Mosquito nets protect cows

Mosquito netA simple but innovative use of insecticide-impregnated nets to protect livestock is doubling and in some cases tripling milk outputs on smallholder dairy farms while also reducing mosquito-borne illnesses in humans in Kisii, Kenya.

The Food Agriculture Organization (FAO) project is part of a wider strategy to vastly improve animal health in areas most affected by tropical diseases.

In a statement signed by Nancy McNally of the FAO Media Relations in Rome, copied to the Ghana News Agency on Wednesday said the nets are environmentally safe and had drastically cut the number of flies, mosquitoes and other disease transmitting insect vectors by close to 90 percent.

It said cases of mastitis, a bacterial disease that could be spread by flies as well as poor hygiene during milking, had been halved on smallholder dairy farms; while farmers also learned basic hygiene measures to reduce illnesses in their cows.

It said the mosquito nets were having a significant knock-on benefit for families: in Kisii, preliminary results show that farmers were reporting 40 percent fewer cases of malaria in their homes.

It noted that while Kenyans often attribute illness to malaria without knowing the true cause, a direct human health benefit should not come as a surprise.

“I used to milk around 2 litres of milk, but since the nets were brought and the flies disappeared, I now milk around 4 or 5 litres a day so I make profit.

“What’s more, we’ve had no more malaria,” the statement cited Mary Munyega Nyandeo a farmer in the Kisii area.

“Before this, I thought milk was only for the home. I never knew that selling milk could help me pay my children’s school fees,” it quoted another farmer, Mary Owendo.

It said the human health benefit, everyone agrees, would be the natural added benefit of reducing the numbers of the same vectors that transmit illnesses to humans, sometimes from their own livestock animals.

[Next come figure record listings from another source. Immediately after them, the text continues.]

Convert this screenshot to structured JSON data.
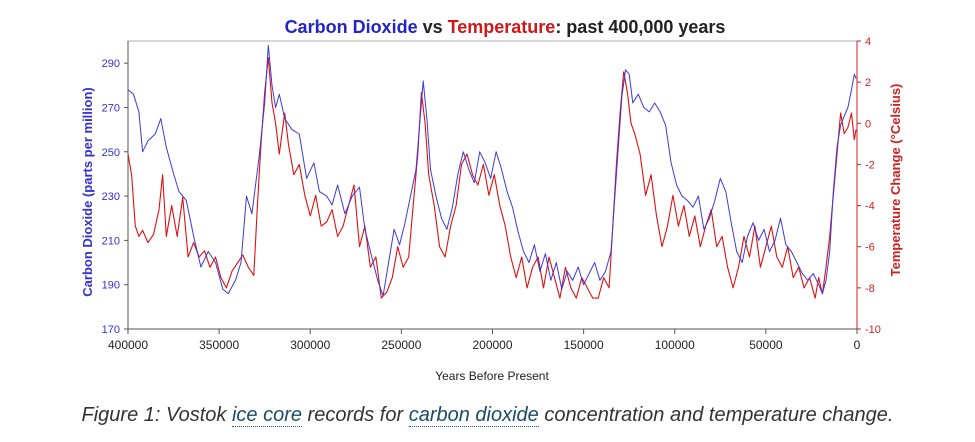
{
  "chart_data": {
    "type": "line",
    "title_parts": [
      {
        "text": "Carbon Dioxide",
        "color": "#2323c8"
      },
      {
        "text": " vs ",
        "color": "#222222"
      },
      {
        "text": "Temperature",
        "color": "#d01818"
      },
      {
        "text": ": past 400,000 years",
        "color": "#222222"
      }
    ],
    "xlabel": "Years Before Present",
    "ylabel_left": "Carbon Dioxide (parts per million)",
    "ylabel_right": "Temperature Change (°Celsius)",
    "xlim": [
      400000,
      0
    ],
    "ylim_left": [
      170,
      300
    ],
    "ylim_right": [
      -10,
      4
    ],
    "x_ticks": [
      400000,
      350000,
      300000,
      250000,
      200000,
      150000,
      100000,
      50000,
      0
    ],
    "y_left_ticks": [
      170,
      190,
      210,
      230,
      250,
      270,
      290
    ],
    "y_right_ticks": [
      -10,
      -8,
      -6,
      -4,
      -2,
      0,
      2,
      4
    ],
    "series": [
      {
        "name": "Carbon Dioxide",
        "axis": "left",
        "color": "#3a3ae0",
        "points": [
          [
            400000,
            278
          ],
          [
            397000,
            276
          ],
          [
            394000,
            268
          ],
          [
            392000,
            250
          ],
          [
            389000,
            255
          ],
          [
            385000,
            258
          ],
          [
            382000,
            265
          ],
          [
            379000,
            252
          ],
          [
            375000,
            240
          ],
          [
            372000,
            232
          ],
          [
            368000,
            228
          ],
          [
            364000,
            212
          ],
          [
            360000,
            198
          ],
          [
            356000,
            205
          ],
          [
            352000,
            200
          ],
          [
            348000,
            188
          ],
          [
            345000,
            186
          ],
          [
            341000,
            192
          ],
          [
            338000,
            200
          ],
          [
            335000,
            230
          ],
          [
            332000,
            222
          ],
          [
            328000,
            248
          ],
          [
            325000,
            272
          ],
          [
            323000,
            298
          ],
          [
            321000,
            280
          ],
          [
            319000,
            270
          ],
          [
            317000,
            276
          ],
          [
            314000,
            265
          ],
          [
            310000,
            260
          ],
          [
            306000,
            258
          ],
          [
            302000,
            238
          ],
          [
            298000,
            245
          ],
          [
            295000,
            232
          ],
          [
            291000,
            230
          ],
          [
            288000,
            226
          ],
          [
            285000,
            235
          ],
          [
            281000,
            222
          ],
          [
            277000,
            230
          ],
          [
            273000,
            234
          ],
          [
            270000,
            215
          ],
          [
            267000,
            205
          ],
          [
            263000,
            192
          ],
          [
            260000,
            185
          ],
          [
            257000,
            200
          ],
          [
            254000,
            215
          ],
          [
            251000,
            208
          ],
          [
            248000,
            218
          ],
          [
            245000,
            230
          ],
          [
            242000,
            242
          ],
          [
            240000,
            262
          ],
          [
            238000,
            282
          ],
          [
            236000,
            265
          ],
          [
            234000,
            242
          ],
          [
            231000,
            230
          ],
          [
            228000,
            220
          ],
          [
            225000,
            215
          ],
          [
            222000,
            225
          ],
          [
            219000,
            240
          ],
          [
            216000,
            250
          ],
          [
            213000,
            242
          ],
          [
            210000,
            236
          ],
          [
            207000,
            250
          ],
          [
            204000,
            245
          ],
          [
            201000,
            238
          ],
          [
            198000,
            250
          ],
          [
            195000,
            242
          ],
          [
            192000,
            232
          ],
          [
            189000,
            225
          ],
          [
            186000,
            214
          ],
          [
            183000,
            205
          ],
          [
            180000,
            200
          ],
          [
            177000,
            208
          ],
          [
            174000,
            196
          ],
          [
            171000,
            204
          ],
          [
            168000,
            192
          ],
          [
            165000,
            200
          ],
          [
            162000,
            188
          ],
          [
            159000,
            196
          ],
          [
            156000,
            192
          ],
          [
            153000,
            198
          ],
          [
            150000,
            190
          ],
          [
            147000,
            195
          ],
          [
            144000,
            200
          ],
          [
            141000,
            192
          ],
          [
            138000,
            196
          ],
          [
            135000,
            205
          ],
          [
            133000,
            228
          ],
          [
            131000,
            252
          ],
          [
            129000,
            275
          ],
          [
            127000,
            287
          ],
          [
            125000,
            285
          ],
          [
            123000,
            272
          ],
          [
            120000,
            276
          ],
          [
            117000,
            270
          ],
          [
            114000,
            268
          ],
          [
            111000,
            272
          ],
          [
            108000,
            268
          ],
          [
            105000,
            262
          ],
          [
            102000,
            245
          ],
          [
            99000,
            235
          ],
          [
            96000,
            230
          ],
          [
            93000,
            228
          ],
          [
            90000,
            225
          ],
          [
            87000,
            230
          ],
          [
            84000,
            215
          ],
          [
            81000,
            220
          ],
          [
            78000,
            228
          ],
          [
            75000,
            238
          ],
          [
            72000,
            232
          ],
          [
            69000,
            218
          ],
          [
            66000,
            205
          ],
          [
            63000,
            200
          ],
          [
            60000,
            212
          ],
          [
            57000,
            218
          ],
          [
            54000,
            210
          ],
          [
            51000,
            215
          ],
          [
            48000,
            205
          ],
          [
            45000,
            210
          ],
          [
            42000,
            220
          ],
          [
            39000,
            208
          ],
          [
            36000,
            205
          ],
          [
            33000,
            200
          ],
          [
            30000,
            195
          ],
          [
            27000,
            192
          ],
          [
            24000,
            195
          ],
          [
            21000,
            190
          ],
          [
            19000,
            186
          ],
          [
            17000,
            192
          ],
          [
            15000,
            205
          ],
          [
            13000,
            232
          ],
          [
            11000,
            252
          ],
          [
            9000,
            262
          ],
          [
            7000,
            266
          ],
          [
            5000,
            270
          ],
          [
            3000,
            278
          ],
          [
            1500,
            285
          ],
          [
            500,
            283
          ]
        ]
      },
      {
        "name": "Temperature",
        "axis": "right",
        "color": "#e01010",
        "points": [
          [
            400000,
            -1.5
          ],
          [
            398000,
            -2.5
          ],
          [
            396000,
            -5
          ],
          [
            394000,
            -5.5
          ],
          [
            392000,
            -5.2
          ],
          [
            389000,
            -5.8
          ],
          [
            386000,
            -5.4
          ],
          [
            383000,
            -4.2
          ],
          [
            381000,
            -2.5
          ],
          [
            379000,
            -5.5
          ],
          [
            376000,
            -4.0
          ],
          [
            373000,
            -5.5
          ],
          [
            370000,
            -3.6
          ],
          [
            367000,
            -6.5
          ],
          [
            364000,
            -5.8
          ],
          [
            361000,
            -6.5
          ],
          [
            358000,
            -6.2
          ],
          [
            355000,
            -7.0
          ],
          [
            352000,
            -6.5
          ],
          [
            349000,
            -7.5
          ],
          [
            346000,
            -8.0
          ],
          [
            343000,
            -7.2
          ],
          [
            340000,
            -6.8
          ],
          [
            337000,
            -6.4
          ],
          [
            334000,
            -7.0
          ],
          [
            331000,
            -7.4
          ],
          [
            329000,
            -4.0
          ],
          [
            327000,
            -1.0
          ],
          [
            325000,
            1.5
          ],
          [
            323000,
            3.2
          ],
          [
            321000,
            1.0
          ],
          [
            319000,
            0
          ],
          [
            317000,
            -1.5
          ],
          [
            314000,
            0.5
          ],
          [
            312000,
            -1.0
          ],
          [
            309000,
            -2.5
          ],
          [
            306000,
            -2.0
          ],
          [
            303000,
            -3.5
          ],
          [
            300000,
            -4.5
          ],
          [
            297000,
            -3.5
          ],
          [
            294000,
            -5.0
          ],
          [
            291000,
            -4.8
          ],
          [
            288000,
            -4.2
          ],
          [
            285000,
            -5.5
          ],
          [
            282000,
            -5.0
          ],
          [
            279000,
            -4.0
          ],
          [
            276000,
            -3.0
          ],
          [
            273000,
            -6.0
          ],
          [
            270000,
            -5.0
          ],
          [
            267000,
            -7.0
          ],
          [
            264000,
            -6.5
          ],
          [
            261000,
            -8.5
          ],
          [
            258000,
            -8.2
          ],
          [
            255000,
            -7.5
          ],
          [
            252000,
            -6.0
          ],
          [
            249000,
            -7.0
          ],
          [
            246000,
            -6.5
          ],
          [
            243000,
            -3.5
          ],
          [
            241000,
            -1.5
          ],
          [
            239000,
            1.5
          ],
          [
            237000,
            0
          ],
          [
            235000,
            -2.5
          ],
          [
            232000,
            -4.0
          ],
          [
            229000,
            -6.0
          ],
          [
            226000,
            -6.5
          ],
          [
            223000,
            -5.0
          ],
          [
            220000,
            -4.0
          ],
          [
            217000,
            -2.0
          ],
          [
            214000,
            -1.5
          ],
          [
            211000,
            -2.5
          ],
          [
            208000,
            -3.0
          ],
          [
            205000,
            -2.0
          ],
          [
            202000,
            -3.5
          ],
          [
            199000,
            -2.5
          ],
          [
            196000,
            -4.0
          ],
          [
            193000,
            -5.0
          ],
          [
            190000,
            -6.5
          ],
          [
            187000,
            -7.5
          ],
          [
            184000,
            -6.5
          ],
          [
            181000,
            -8.0
          ],
          [
            178000,
            -7.0
          ],
          [
            175000,
            -6.5
          ],
          [
            172000,
            -8.0
          ],
          [
            169000,
            -6.5
          ],
          [
            166000,
            -7.5
          ],
          [
            163000,
            -8.5
          ],
          [
            160000,
            -7.0
          ],
          [
            157000,
            -8.0
          ],
          [
            154000,
            -8.5
          ],
          [
            151000,
            -7.5
          ],
          [
            148000,
            -8.0
          ],
          [
            145000,
            -8.5
          ],
          [
            142000,
            -8.5
          ],
          [
            139000,
            -7.5
          ],
          [
            136000,
            -8.0
          ],
          [
            134000,
            -5.0
          ],
          [
            132000,
            -2.0
          ],
          [
            130000,
            0.5
          ],
          [
            128000,
            2.5
          ],
          [
            126000,
            1.5
          ],
          [
            124000,
            0
          ],
          [
            122000,
            -0.5
          ],
          [
            119000,
            -1.5
          ],
          [
            116000,
            -3.5
          ],
          [
            113000,
            -2.5
          ],
          [
            110000,
            -4.5
          ],
          [
            107000,
            -6.0
          ],
          [
            104000,
            -5.0
          ],
          [
            101000,
            -3.5
          ],
          [
            98000,
            -5.0
          ],
          [
            95000,
            -4.0
          ],
          [
            92000,
            -5.5
          ],
          [
            89000,
            -4.5
          ],
          [
            86000,
            -6.0
          ],
          [
            83000,
            -5.0
          ],
          [
            80000,
            -4.2
          ],
          [
            77000,
            -6.0
          ],
          [
            74000,
            -5.5
          ],
          [
            71000,
            -7.0
          ],
          [
            68000,
            -8.0
          ],
          [
            65000,
            -7.0
          ],
          [
            62000,
            -5.5
          ],
          [
            59000,
            -6.5
          ],
          [
            56000,
            -5.0
          ],
          [
            53000,
            -7.0
          ],
          [
            50000,
            -6.0
          ],
          [
            47000,
            -5.0
          ],
          [
            44000,
            -6.5
          ],
          [
            41000,
            -7.0
          ],
          [
            38000,
            -6.0
          ],
          [
            35000,
            -7.5
          ],
          [
            32000,
            -7.0
          ],
          [
            29000,
            -8.0
          ],
          [
            26000,
            -7.5
          ],
          [
            23000,
            -8.5
          ],
          [
            21000,
            -7.5
          ],
          [
            19000,
            -8.3
          ],
          [
            17000,
            -7.0
          ],
          [
            15000,
            -5.5
          ],
          [
            13000,
            -3.5
          ],
          [
            11000,
            -1.5
          ],
          [
            9000,
            0.5
          ],
          [
            7000,
            -0.5
          ],
          [
            5000,
            -0.2
          ],
          [
            3000,
            0.5
          ],
          [
            1500,
            -0.8
          ],
          [
            500,
            -0.3
          ]
        ]
      }
    ]
  },
  "caption": {
    "prefix": "Figure 1: Vostok ",
    "link1": "ice core",
    "middle": " records for ",
    "link2": "carbon dioxide",
    "suffix": " concentration and temperature change."
  }
}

It said in countries like Kenya, where smallholders owning just one or a few cows care for 80 percent of the dairy animals and produce more than three-quarters of the country’s milk, the loss of an animal could devastate a family economically.

The statement said smallholder pig farmers were also using the livestock protective net fencing in Ghana; the biting of nuisance flies has been reduced nearly to zero and pig production and health has improved.

It said the work in Ghana was done in coordination with the country’s national coordination office of the Pan African Tsetse and Trypanosomosis Eradication Campaign (PATTEC); adding that a third pilot was getting underway in Burkina Faso, where the livestock systems were predominantly pastoralist.

It said in recent project meetings, government and private sector trainees interested in emulating the model had also learned about use of the insecticide nets.

The statement noted that the trainees were from Burundi, Eritrea, Ethiopia, Kenya and Rwanda in Eastern Africa and from Benin, Burkina Faso, Cote d’Ivoire, Ghana, Mali, Niger, Nigeria, Sierra Leone and Togo in Western Africa.

It said the pilot projects were supported by $1.6 million in funding from the International Fund for Agricultural Development (IFAD).